I got a capture of what it does right before the panic... so, this takes place directly after root is mounted. Trying to mount root from zfs:zroot/ROOT/default []... pci1: <PCI bus> on pcib1 mlx4_core0: <mlx4_core> at device 2.0 on pci1 <6>mlx4_core: Mellanox ConnectX core driver v3.4.1 (October 2017) mlx4_core: Initializing mlx4_core mlx4_core0: Detected virtual function - running in slave mode mlx4_core0: Sending reset mlx4_core0: Sending vhcr0 mlx4_core0: HCA minimum page size:512 mlx4_core0: Timestamping is not supported in slave mode mlx4_en mlx4_core0: Activating port:1 mlxen0: Ethernet address: 00:0d:3a:20:9c:a0 <4>mlx4_en: mlx4_core0: Port 1: Using 4 TX rings mlxen0: link state changed to DOWN <4>mlx4_en: mlx4_core0: Port 1: Using 4 RX rings hn0: link state changed to DOWN <4>mlx4_en: mlxen0: Using 4 TX rings <4>mlx4_en: mlxen0: Using 4 RX rings <4>mlx4_en: mlxen0: Initializing port
(In reply to pete from comment #14) Is it easy for you to test UFS? I didn't really use ZFS before. :-)

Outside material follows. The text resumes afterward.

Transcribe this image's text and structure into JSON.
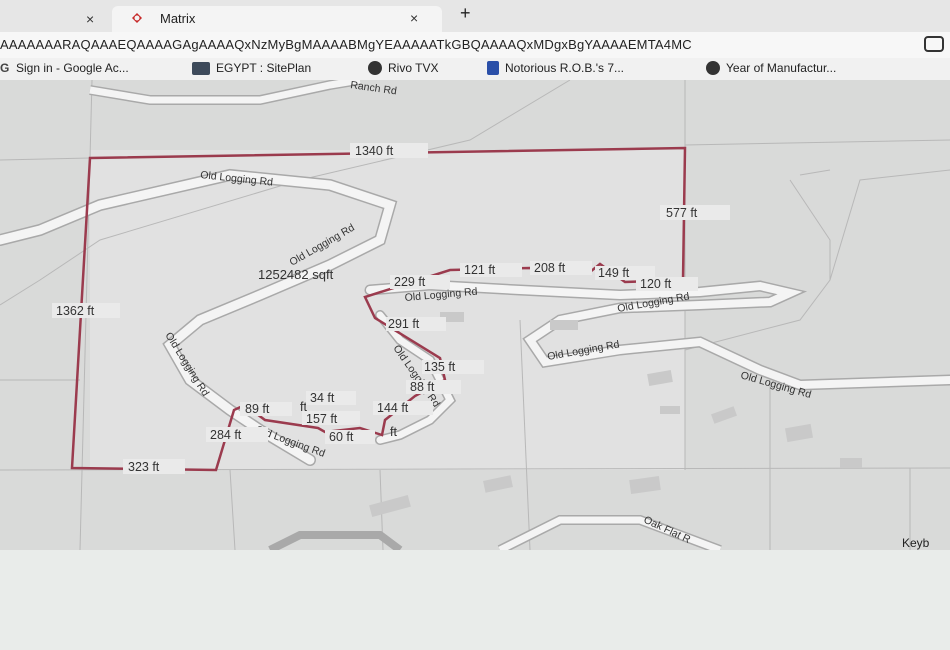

Thanks for the explanation - interesting! I don't have any UFS machines I could clone to test with, but will do so if we don't get anywhere with this. meanwhile, however, I did the following test - comment out the line in loader.conf and instead load the module after the machine has booted. That works fine and the device appears with no panic (though of course its not in use). So its something to do with it being loaded during boot. What version would you like me to try compiling to and tests g again ? latest STABLE, or latest 11_2 ?
(In reply to pete from comment #16) I opened a new bug for the panic issue: https://bugs.freebsd.org/bugzilla/show_bug.cgi?id=229167 Let's use it to discuss the panic issue, as this one (Bug 220453) is supposed to focus on live migration with mlx VF. :-)
(In reply to Dexuan Cui from comment #7) Hi - this also happens when booting off the latest snapshots of Current ISO, and it also gave the same panic after the latest compile of Current. I am running on Hyper V.
(In reply to scorpionmage from comment #18) Let's track the vmbus_msghc_exec() panic in bug 229167. I'm going to commit a fix soon.